As stated in the proposed legislation, Central Basin’s board of directors has a history of “poor leadership, decision-making, and oversight” which continues in spite of recent legislation which made changes to the District’s governance.
As a local measure, the bill has remarkable support with nine coauthors including Assembly Speaker Anthony Rendon (D-Lakewood), Assembly Majority Leader Ian Calderon (D-Whittier), Assemblyman Ed Chau (D-Monterey Park), and Assemblywoman Cristina Garcia (D-Bell Gardens).
The California legislation calls out current board mismanagement for “rejecting” a demand from the Los Angeles District Attorney’s Office to cure illegal Board actions, failing “to legally appoint a general manager or general counsel,” a lawsuit filed against the agency by numerous customers for several illegal acts, not having sworn in a vacant board member, failing to impose a crucial annual charge and mishandling the District’s finances.
Numerous financial issues include operating the District “at a deficit” and failure “to enact cost-cutting measures” due to lower water sales. The District’s annual budget has also not been adopted for the 2020-21 fiscal year.
The District also has recently experienced dramatic declines of approximately 60-70% in cash reserves and water revenues while significantly increasing water rates over the last five years, some more than double. At the meantime, the District’s credit rating has dramatically tumbled from AA- to BBB+.
In compare to other water agencies in many key areas related to profitability, debt, credit ratings, cash reserves and pension levels, Central Basin has previously reported it consistently compares unfavorably.

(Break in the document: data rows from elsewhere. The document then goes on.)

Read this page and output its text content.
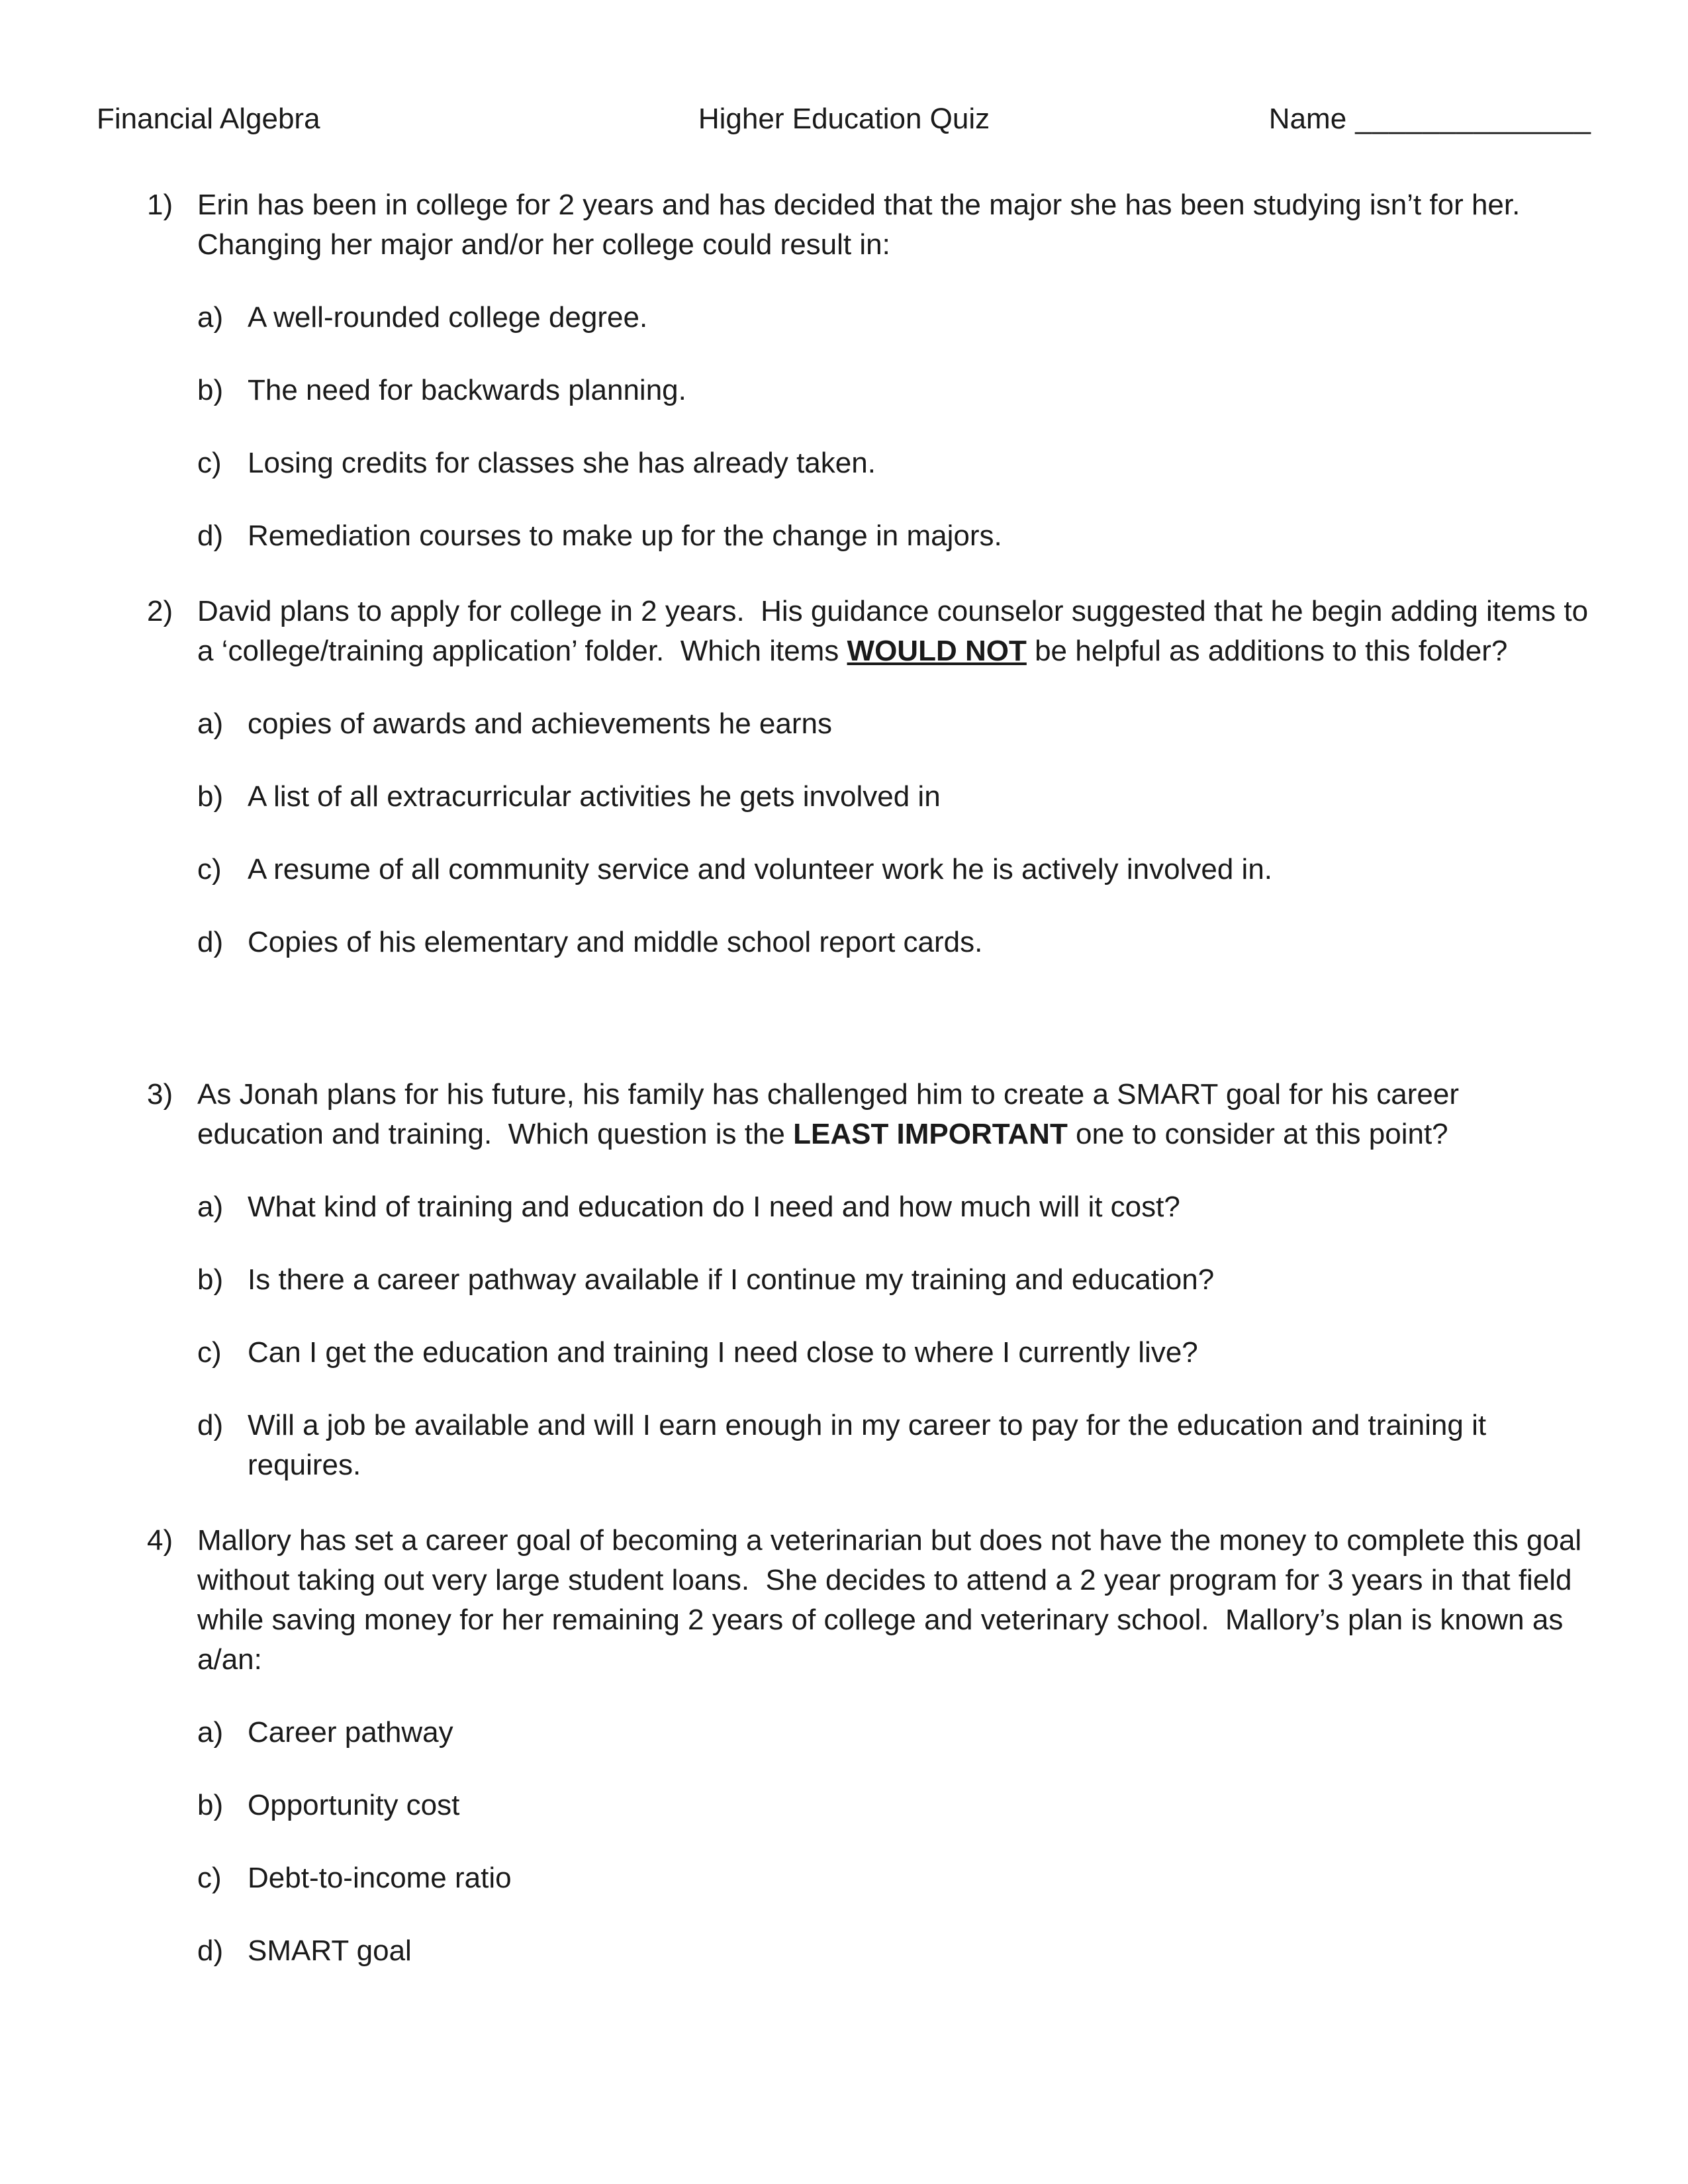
Financial Algebra	Higher Education Quiz	Name ______________
1) Erin has been in college for 2 years and has decided that the major she has been studying isn’t for her.  Changing her major and/or her college could result in:
a) A well-rounded college degree.
b) The need for backwards planning.
c) Losing credits for classes she has already taken.
d) Remediation courses to make up for the change in majors.
2) David plans to apply for college in 2 years.  His guidance counselor suggested that he begin adding items to a ‘college/training application’ folder.  Which items WOULD NOT be helpful as additions to this folder?
a) copies of awards and achievements he earns
b) A list of all extracurricular activities he gets involved in
c) A resume of all community service and volunteer work he is actively involved in.
d) Copies of his elementary and middle school report cards.
3) As Jonah plans for his future, his family has challenged him to create a SMART goal for his career education and training.  Which question is the LEAST IMPORTANT one to consider at this point?
a) What kind of training and education do I need and how much will it cost?
b) Is there a career pathway available if I continue my training and education?
c) Can I get the education and training I need close to where I currently live?
d) Will a job be available and will I earn enough in my career to pay for the education and training it requires.
4) Mallory has set a career goal of becoming a veterinarian but does not have the money to complete this goal without taking out very large student loans.  She decides to attend a 2 year program for 3 years in that field while saving money for her remaining 2 years of college and veterinary school.  Mallory’s plan is known as a/an:
a) Career pathway
b) Opportunity cost
c) Debt-to-income ratio
d) SMART goal
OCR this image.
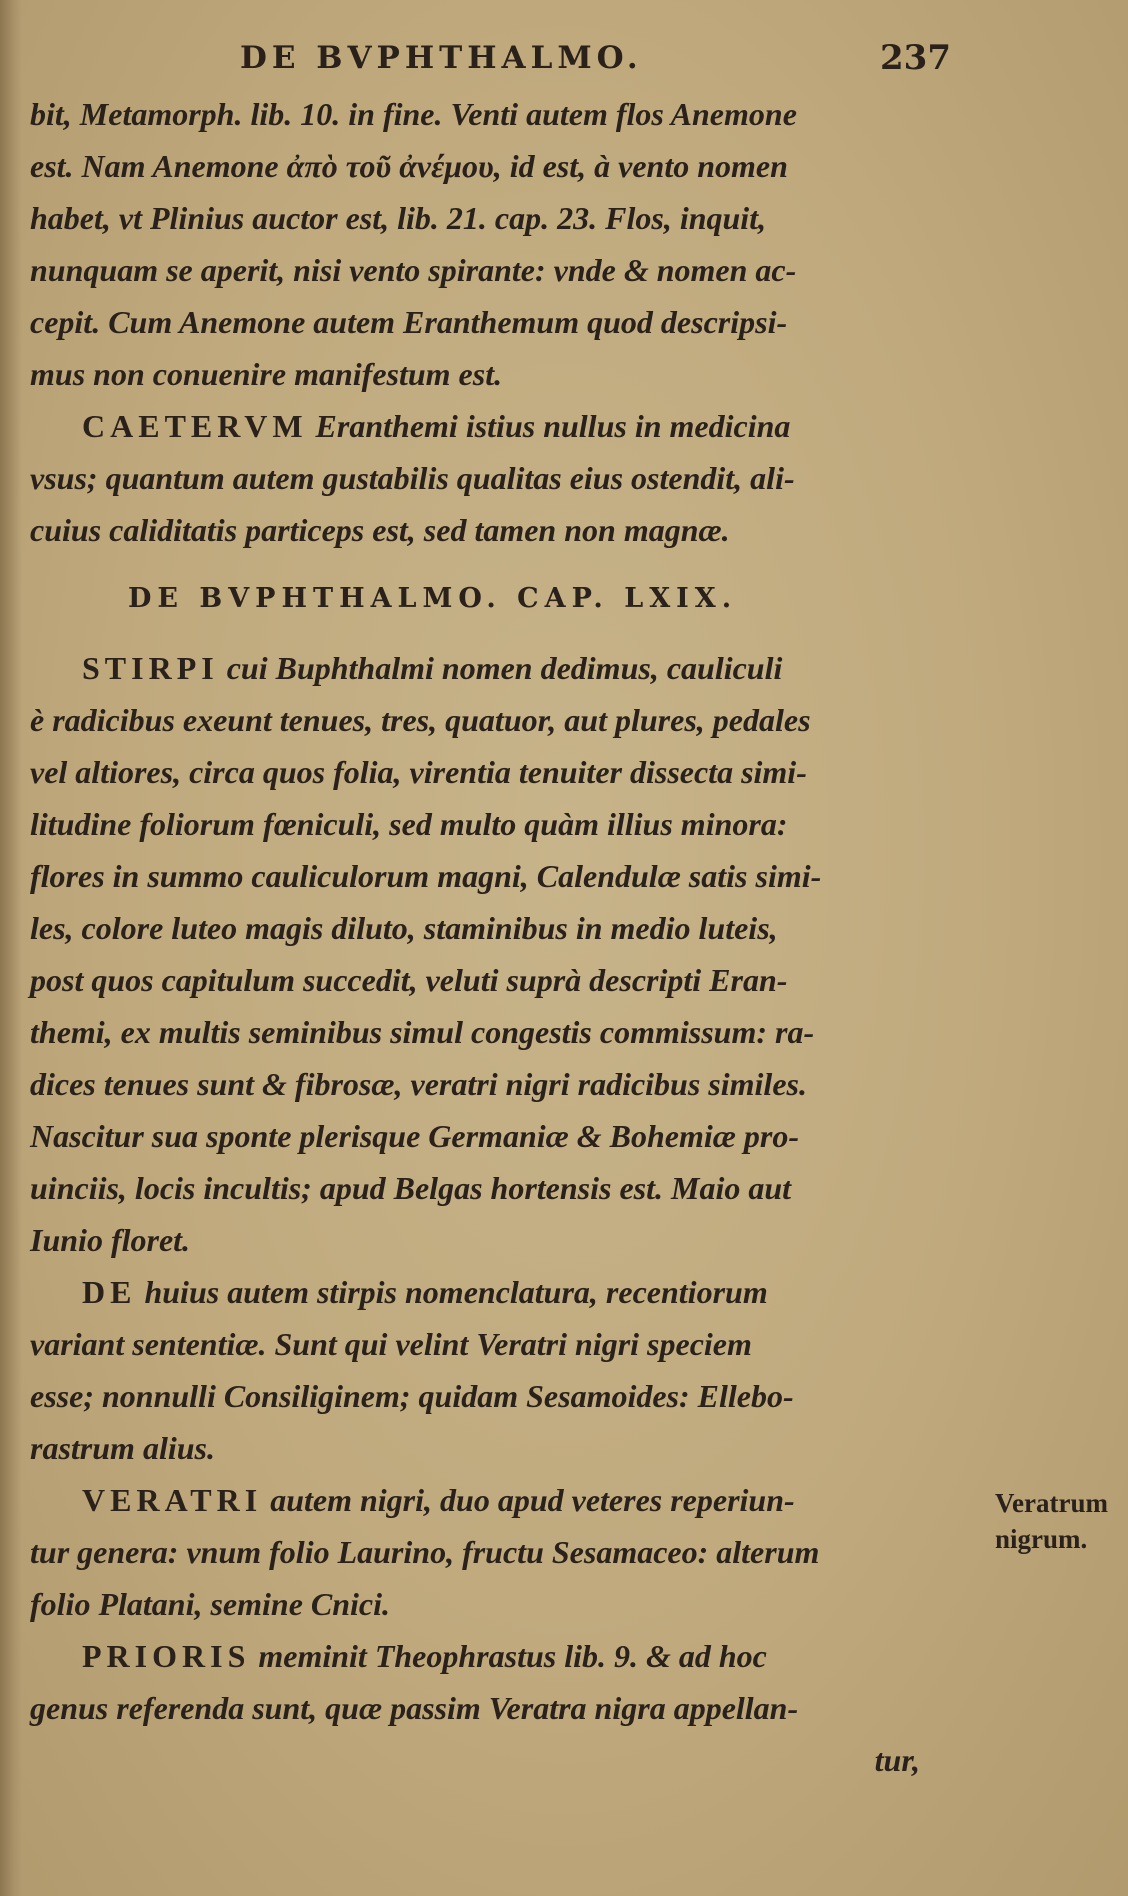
DE BVPHTHALMO.	237
bit, Metamorph. lib. 10. in fine. Venti autem flos Anemone
est. Nam Anemone ἀπὸ τοῦ ἀνέμου, id est, à vento nomen
habet, vt Plinius auctor est, lib. 21. cap. 23. Flos, inquit,
nunquam se aperit, nisi vento spirante: vnde & nomen ac-
cepit. Cum Anemone autem Eranthemum quod descripsi-
mus non conuenire manifestum est.
CAETERVM Eranthemi istius nullus in medicina
vsus; quantum autem gustabilis qualitas eius ostendit, ali-
cuius caliditatis particeps est, sed tamen non magnæ.
DE BVPHTHALMO. CAP. LXIX.
STIRPI cui Buphthalmi nomen dedimus, cauliculi
è radicibus exeunt tenues, tres, quatuor, aut plures, pedales
vel altiores, circa quos folia, virentia tenuiter dissecta simi-
litudine foliorum fœniculi, sed multo quàm illius minora:
flores in summo cauliculorum magni, Calendulæ satis simi-
les, colore luteo magis diluto, staminibus in medio luteis,
post quos capitulum succedit, veluti suprà descripti Eran-
themi, ex multis seminibus simul congestis commissum: ra-
dices tenues sunt & fibrosæ, veratri nigri radicibus similes.
Nascitur sua sponte plerisque Germaniæ & Bohemiæ pro-
uinciis, locis incultis; apud Belgas hortensis est. Maio aut
Iunio floret.
DE huius autem stirpis nomenclatura, recentiorum
variant sententiæ. Sunt qui velint Veratri nigri speciem
esse; nonnulli Consiliginem; quidam Sesamoides: Ellebo-
rastrum alius.
VERATRI autem nigri, duo apud veteres reperiun-
tur genera: vnum folio Laurino, fructu Sesamaceo: alterum
folio Platani, semine Cnici.
PRIORIS meminit Theophrastus lib. 9. & ad hoc
genus referenda sunt, quæ passim Veratra nigra appellan-
tur,
Veratrum
nigrum.
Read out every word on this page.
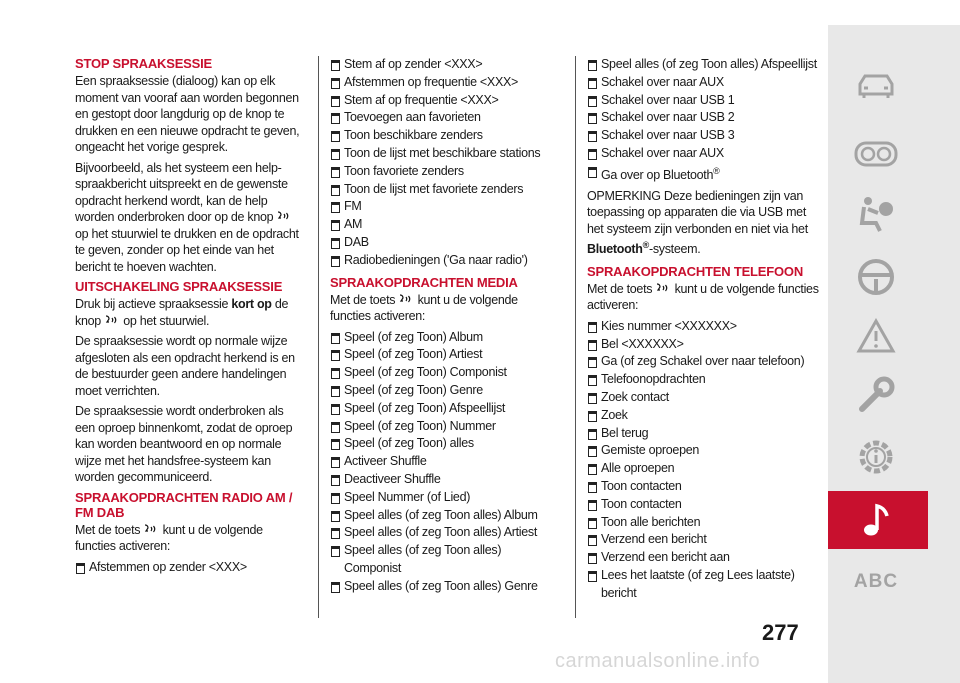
STOP SPRAAKSESSIE

Een spraaksessie (dialoog) kan op elk moment van vooraf aan worden begonnen en gestopt door langdurig op de knop te drukken en een nieuwe opdracht te geven, ongeacht het vorige gesprek.

Bijvoorbeeld, als het systeem een help-spraakbericht uitspreekt en de gewenste opdracht herkend wordt, kan de help worden onderbroken door op de knop  op het stuurwiel te drukken en de opdracht te geven, zonder op het einde van het bericht te hoeven wachten.

UITSCHAKELING SPRAAKSESSIE

Druk bij actieve spraaksessie kort op de knop op het stuurwiel.

De spraaksessie wordt op normale wijze afgesloten als een opdracht herkend is en de bestuurder geen andere handelingen moet verrichten.

De spraaksessie wordt onderbroken als een oproep binnenkomt, zodat de oproep kan worden beantwoord en op normale wijze met het handsfree-systeem kan worden gecommuniceerd.

SPRAAKOPDRACHTEN RADIO AM / FM DAB

Met de toets kunt u de volgende functies activeren:

Afstemmen op zender <XXX>
Stem af op zender <XXX>
Afstemmen op frequentie <XXX>
Stem af op frequentie <XXX>
Toevoegen aan favorieten
Toon beschikbare zenders
Toon de lijst met beschikbare stations
Toon favoriete zenders
Toon de lijst met favoriete zenders
FM
AM
DAB
Radiobedieningen ('Ga naar radio')
SPRAAKOPDRACHTEN MEDIA

Met de toets kunt u de volgende functies activeren:

Speel (of zeg Toon) Album
Speel (of zeg Toon) Artiest
Speel (of zeg Toon) Componist
Speel (of zeg Toon) Genre
Speel (of zeg Toon) Afspeellijst
Speel (of zeg Toon) Nummer
Speel (of zeg Toon) alles
Activeer Shuffle
Deactiveer Shuffle
Speel Nummer (of Lied)
Speel alles (of zeg Toon alles) Album
Speel alles (of zeg Toon alles) Artiest
Speel alles (of zeg Toon alles) Componist
Speel alles (of zeg Toon alles) Genre
Speel alles (of zeg Toon alles) Afspeellijst
Schakel over naar AUX
Schakel over naar USB 1
Schakel over naar USB 2
Schakel over naar USB 3
Schakel over naar AUX
Ga over op Bluetooth®

OPMERKING Deze bedieningen zijn van toepassing op apparaten die via USB met het systeem zijn verbonden en niet via het Bluetooth®-systeem.

SPRAAKOPDRACHTEN TELEFOON

Met de toets kunt u de volgende functies activeren:

Kies nummer <XXXXXX>
Bel <XXXXXX>
Ga (of zeg Schakel over naar telefoon)
Telefoonopdrachten
Zoek contact
Zoek
Bel terug
Gemiste oproepen
Alle oproepen
Toon contacten
Toon contacten
Toon alle berichten
Verzend een bericht
Verzend een bericht aan
Lees het laatste (of zeg Lees laatste) bericht
ABC
277
carmanualsonline.info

As proposed, the receivership would be temporarily enacted for 18 months as another government agency would be tasked to study the District’s governance structure and recommend “alternatives for long-term governance of the services of selling water to public water systems in the service territory of the district.”
This study, to be completed by the Local Agency Formation Commission within six months passage of the proposed legislation, will “report the results of the municipal service review to the Legislature.”